Victory for judicial review cases
2nd Apr 2015
Lawyers who challenge the decisions of the government and public bodies will now be paid whether or not their judicial review cases reach the permission stage, after it was confirmed by the Ministry of Justice (MoJ) that it was not going to appeal the ruling of the High Court that the Lord Chancellor Chris Grayling’s plans to limit judicial review applications were unlawful.
In April 2014, regulations were created which made payment dependent on whether the claim reached the permission stage or not; these regulations were ordered to be quashed last week following the successful challenge by four law firms – Ben Hoare Bell, Deighton Pierce Glynn, Mackintosh Law, and the Public Law Project, working together with housing charity Shelter – of the lawfulness of Chris Grayling’s reforms.
The regulations caused the number of judicial review applications to drop by 30%, a statistic which the court said caused “concern”.

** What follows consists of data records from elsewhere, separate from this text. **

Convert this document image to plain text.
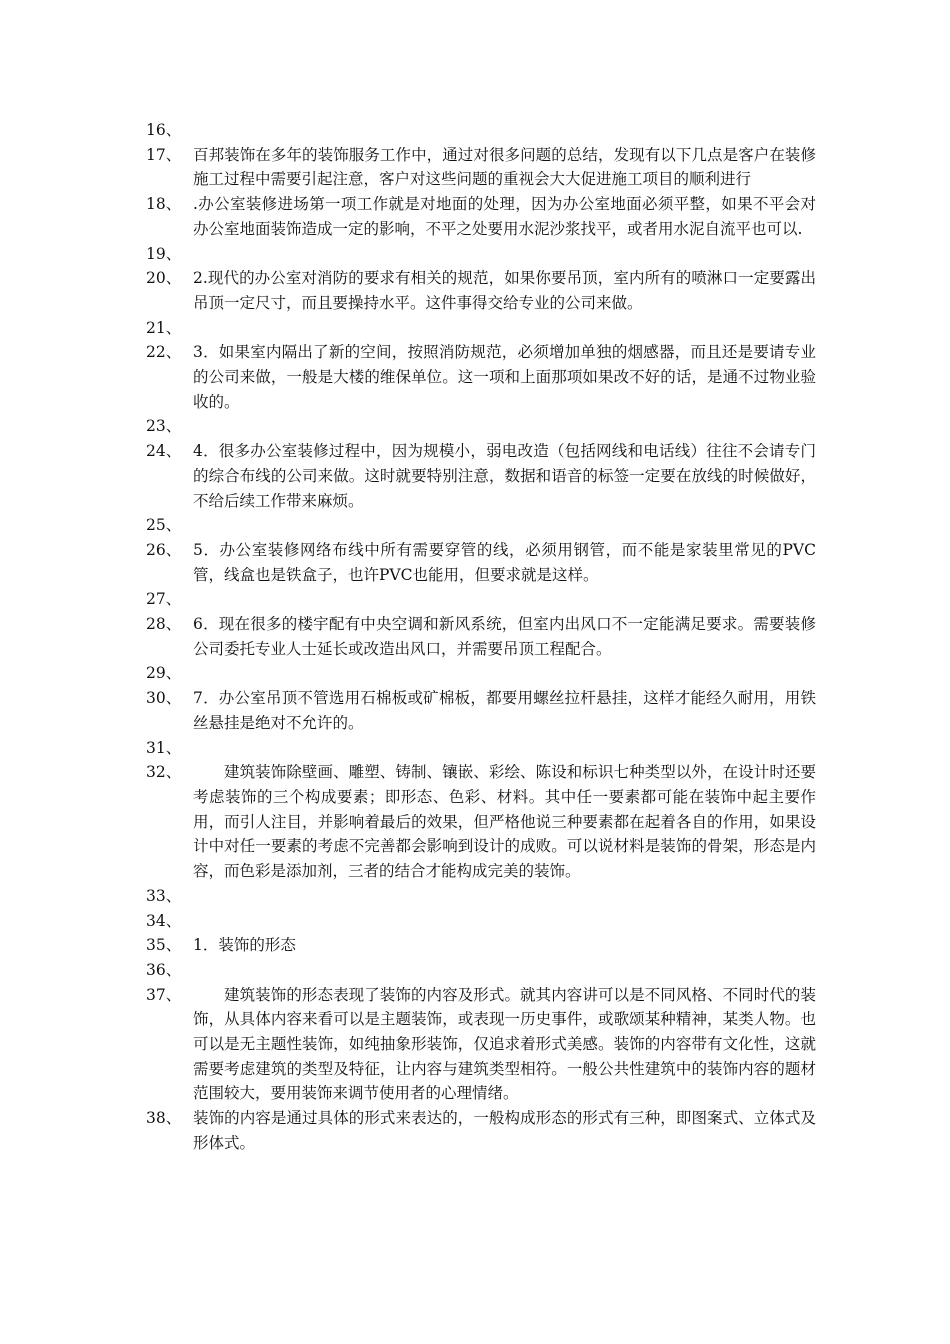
16、
17、 百邦装饰在多年的装饰服务工作中，通过对很多问题的总结，发现有以下几点是客户在装修施工过程中需要引起注意，客户对这些问题的重视会大大促进施工项目的顺利进行
18、 .办公室装修进场第一项工作就是对地面的处理，因为办公室地面必须平整，如果不平会对办公室地面装饰造成一定的影响，不平之处要用水泥沙浆找平，或者用水泥自流平也可以.
19、
20、 2.现代的办公室对消防的要求有相关的规范，如果你要吊顶，室内所有的喷淋口一定要露出吊顶一定尺寸，而且要操持水平。这件事得交给专业的公司来做。
21、
22、 3．如果室内隔出了新的空间，按照消防规范，必须增加单独的烟感器，而且还是要请专业的公司来做，一般是大楼的维保单位。这一项和上面那项如果改不好的话，是通不过物业验收的。
23、
24、 4．很多办公室装修过程中，因为规模小，弱电改造（包括网线和电话线）往往不会请专门的综合布线的公司来做。这时就要特别注意，数据和语音的标签一定要在放线的时候做好，不给后续工作带来麻烦。
25、
26、 5．办公室装修网络布线中所有需要穿管的线，必须用钢管，而不能是家装里常见的PVC管，线盒也是铁盒子，也许PVC也能用，但要求就是这样。
27、
28、 6．现在很多的楼宇配有中央空调和新风系统，但室内出风口不一定能满足要求。需要装修公司委托专业人士延长或改造出风口，并需要吊顶工程配合。
29、
30、 7．办公室吊顶不管选用石棉板或矿棉板，都要用螺丝拉杆悬挂，这样才能经久耐用，用铁丝悬挂是绝对不允许的。
31、
32、	建筑装饰除壁画、雕塑、铸制、镶嵌、彩绘、陈设和标识七种类型以外，在设计时还要考虑装饰的三个构成要素；即形态、色彩、材料。其中任一要素都可能在装饰中起主要作用，而引人注目，并影响着最后的效果，但严格他说三种要素都在起着各自的作用，如果设计中对任一要素的考虑不完善都会影响到设计的成败。可以说材料是装饰的骨架，形态是内容，而色彩是添加剂，三者的结合才能构成完美的装饰。
33、
34、
35、 1．装饰的形态
36、
37、	建筑装饰的形态表现了装饰的内容及形式。就其内容讲可以是不同风格、不同时代的装饰，从具体内容来看可以是主题装饰，或表现一历史事件，或歌颂某种精神，某类人物。也可以是无主题性装饰，如纯抽象形装饰，仅追求着形式美感。装饰的内容带有文化性，这就需要考虑建筑的类型及特征，让内容与建筑类型相符。一般公共性建筑中的装饰内容的题材范围较大，要用装饰来调节使用者的心理情绪。
38、 装饰的内容是通过具体的形式来表达的，一般构成形态的形式有三种，即图案式、立体式及形体式。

The High Court’s decision means that the work done on judicial review permission applications will be paid in accordance to the scheme before the regulations of 2014 were put into place, and will not depend on whether or not the claimant gets to the permission stage, or subject to the discretion of the Legal Aid Agency (LAA) to pay where the permission stage is not reached.
Simon Garlick, a consultant at Ben Hoare Bell, stated that the regulations would have had a “chilling effect” and made lawyers “less available” to bring cases forward. He went on to emphasize the importance of the ruling in not allowing this to be the case, as the amount of money that would have been saved by the regulations would have been “miniscule.”